Canada’s public service and the new global normal of change: Lynch
2015/07/13 1 Comment
Former Clerk of the Privy Council Kevin Lynch on the role and challenges for the public service:
The public service plays a core role in our Westminster system of government. It is nonpartisan, it is permanent, serving governments past, present and future, of any political party, with equal loyalty and effectiveness, and its appointments are merit-based. It offers evidence-based policy advice to the government of the day, it administers the policies, programs and regulations approved by Parliament on a nonpartisan basis, and it provides the essential services of government. Given its roles, responsibilities, and accountabilities, a Westminster public service should not be mistaken for an administrative service, nor should it be confused with an American civil service, which is institutionally designed to be partisan and non-permanent at all senior levels.

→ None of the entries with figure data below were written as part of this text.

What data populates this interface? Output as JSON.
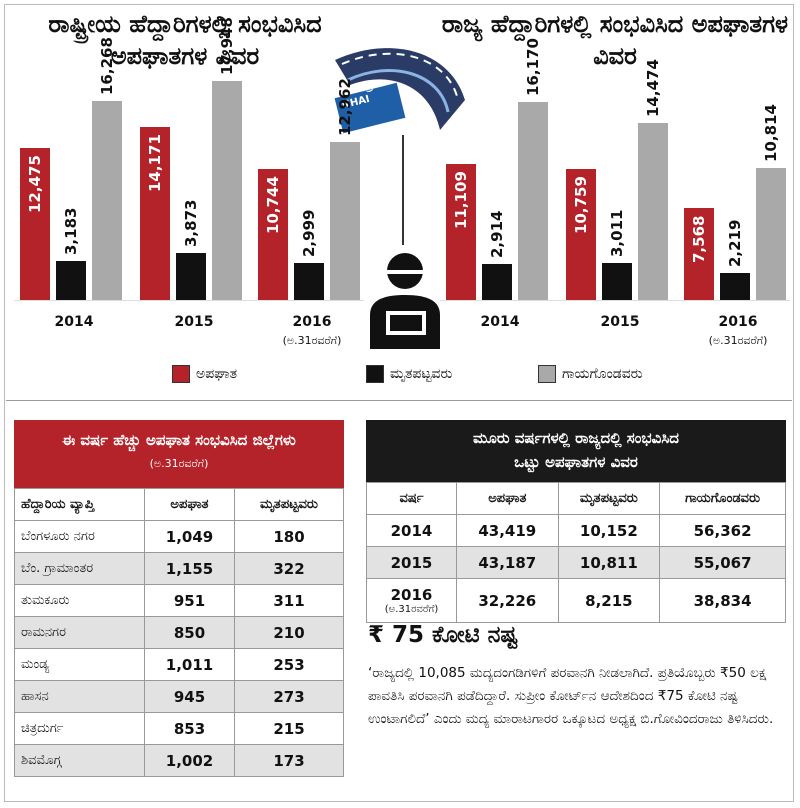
{
  "headings": {
    "national": "ರಾಷ್ಟ್ರೀಯ ಹೆದ್ದಾರಿಗಳಲ್ಲಿ ಸಂಭವಿಸಿದ ಅಪಘಾತಗಳ ವಿವರ",
    "state": "ರಾಜ್ಯ ಹೆದ್ದಾರಿಗಳಲ್ಲಿ ಸಂಭವಿಸಿದ ಅಪಘಾತಗಳ ವಿವರ"
  },
  "logo": {
    "line1": "ಭಾರಾರಾಪ್ರಾ",
    "line2": "NHAI"
  },
  "colors": {
    "accidents": "#b4232a",
    "deaths": "#111111",
    "injured": "#a9a9a9"
  },
  "chart_data": [
    {
      "type": "bar",
      "title": "ರಾಷ್ಟ್ರೀಯ ಹೆದ್ದಾರಿಗಳಲ್ಲಿ ಸಂಭವಿಸಿದ ಅಪಘಾತಗಳ ವಿವರ",
      "categories": [
        "2014",
        "2015",
        "2016"
      ],
      "category_notes": [
        "",
        "",
        "(ಅ.31ರವರೆಗೆ)"
      ],
      "series": [
        {
          "name": "ಅಪಘಾತ",
          "values": [
            12475,
            14171,
            10744
          ],
          "labels": [
            "12,475",
            "14,171",
            "10,744"
          ]
        },
        {
          "name": "ಮೃತಪಟ್ಟವರು",
          "values": [
            3183,
            3873,
            2999
          ],
          "labels": [
            "3,183",
            "3,873",
            "2,999"
          ]
        },
        {
          "name": "ಗಾಯಗೊಂಡವರು",
          "values": [
            16268,
            17948,
            12962
          ],
          "labels": [
            "16,268",
            "17,948",
            "12,962"
          ]
        }
      ]
    },
    {
      "type": "bar",
      "title": "ರಾಜ್ಯ ಹೆದ್ದಾರಿಗಳಲ್ಲಿ ಸಂಭವಿಸಿದ ಅಪಘಾತಗಳ ವಿವರ",
      "categories": [
        "2014",
        "2015",
        "2016"
      ],
      "category_notes": [
        "",
        "",
        "(ಅ.31ರವರೆಗೆ)"
      ],
      "series": [
        {
          "name": "ಅಪಘಾತ",
          "values": [
            11109,
            10759,
            7568
          ],
          "labels": [
            "11,109",
            "10,759",
            "7,568"
          ]
        },
        {
          "name": "ಮೃತಪಟ್ಟವರು",
          "values": [
            2914,
            3011,
            2219
          ],
          "labels": [
            "2,914",
            "3,011",
            "2,219"
          ]
        },
        {
          "name": "ಗಾಯಗೊಂಡವರು",
          "values": [
            16170,
            14474,
            10814
          ],
          "labels": [
            "16,170",
            "14,474",
            "10,814"
          ]
        }
      ]
    }
  ],
  "legend": [
    "ಅಪಘಾತ",
    "ಮೃತಪಟ್ಟವರು",
    "ಗಾಯಗೊಂಡವರು"
  ],
  "districts": {
    "heading": "ಈ ವರ್ಷ ಹೆಚ್ಚು ಅಪಘಾತ ಸಂಭವಿಸಿದ ಜಿಲ್ಲೆಗಳು",
    "note": "(ಅ.31ರವರೆಗೆ)",
    "columns": [
      "ಹೆದ್ದಾರಿಯ ವ್ಯಾಪ್ತಿ",
      "ಅಪಘಾತ",
      "ಮೃತಪಟ್ಟವರು"
    ],
    "rows": [
      [
        "ಬೆಂಗಳೂರು ನಗರ",
        "1,049",
        "180"
      ],
      [
        "ಬೆಂ. ಗ್ರಾಮಾಂತರ",
        "1,155",
        "322"
      ],
      [
        "ತುಮಕೂರು",
        "951",
        "311"
      ],
      [
        "ರಾಮನಗರ",
        "850",
        "210"
      ],
      [
        "ಮಂಡ್ಯ",
        "1,011",
        "253"
      ],
      [
        "ಹಾಸನ",
        "945",
        "273"
      ],
      [
        "ಚಿತ್ರದುರ್ಗ",
        "853",
        "215"
      ],
      [
        "ಶಿವಮೊಗ್ಗ",
        "1,002",
        "173"
      ]
    ]
  },
  "summary": {
    "heading1": "ಮೂರು ವರ್ಷಗಳಲ್ಲಿ ರಾಜ್ಯದಲ್ಲಿ ಸಂಭವಿಸಿದ",
    "heading2": "ಒಟ್ಟು ಅಪಘಾತಗಳ ವಿವರ",
    "columns": [
      "ವರ್ಷ",
      "ಅಪಘಾತ",
      "ಮೃತಪಟ್ಟವರು",
      "ಗಾಯಗೊಂಡವರು"
    ],
    "rows": [
      [
        "2014",
        "",
        "43,419",
        "10,152",
        "56,362"
      ],
      [
        "2015",
        "",
        "43,187",
        "10,811",
        "55,067"
      ],
      [
        "2016",
        "(ಅ.31ರವರೆಗೆ)",
        "32,226",
        "8,215",
        "38,834"
      ]
    ]
  },
  "loss": {
    "title": "₹ 75 ಕೋಟಿ ನಷ್ಟ",
    "text": "‘ರಾಜ್ಯದಲ್ಲಿ 10,085 ಮದ್ಯದಂಗಡಿಗಳಿಗೆ ಪರವಾನಗಿ ನೀಡಲಾಗಿದೆ. ಪ್ರತಿಯೊಬ್ಬರು ₹50 ಲಕ್ಷ ಪಾವತಿಸಿ ಪರವಾನಗಿ ಪಡೆದಿದ್ದಾರೆ. ಸುಪ್ರೀಂ ಕೋರ್ಟ್‌ನ ಆದೇಶದಿಂದ ₹75 ಕೋಟಿ ನಷ್ಟ ಉಂಟಾಗಲಿದೆ’ ಎಂದು ಮದ್ಯ ಮಾರಾಟಗಾರರ ಒಕ್ಕೂಟದ ಅಧ್ಯಕ್ಷ ಬಿ.ಗೋವಿಂದರಾಜು ತಿಳಿಸಿದರು."
  }
}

These same global trends are impacting Canadian public services, both federally and provincially. Demographics—our public services are aging, and recruiting, training and retaining the next generation of public servants, and developing its leaders are a key challenge. The competition for exceptional talent is intensifying, and the public service will be able to attract such talent only if the work environment within government offers the ability to make a difference, help shape policy options and choices, be innovative in service delivery, and do great science. Globalization—a public servant today needs a worldview not a parochial one, an understanding that something happening anywhere in the world can have impacts here in Canada. And technology—innovations in ICT, social media, cloud computing, data analytics and adaptive learning have enormous potential to reshape both the “back office” of government operations and the “citizen-facing” service delivery and interaction functions.
The public service is under stress, both responding to these demographic, globalization and technology pressures and dealing with a challenging governance environment. At a time when Canada faces many longer-term policy issues, there seems to be little demand for public service policy advice. At a time when the private sector is shifting to distributed leadership and entrepreneurship models and risk management, the governance model of the federal government is moving towards ever greater centralization and risk aversion. At a time when attracting and retaining superb talent to the federal public service is facing stiff competition from the private sector here and abroad, there is ambiguity from the government itself about the importance of government and governance to the economy and society in these transforming global times—hardly motivating to prospective public servants. As leading experts on the public service such as Donald Savoie have stressed, the apparent antipathy of the government today toward the public service may have deleterious long term impacts on the public service as an institution.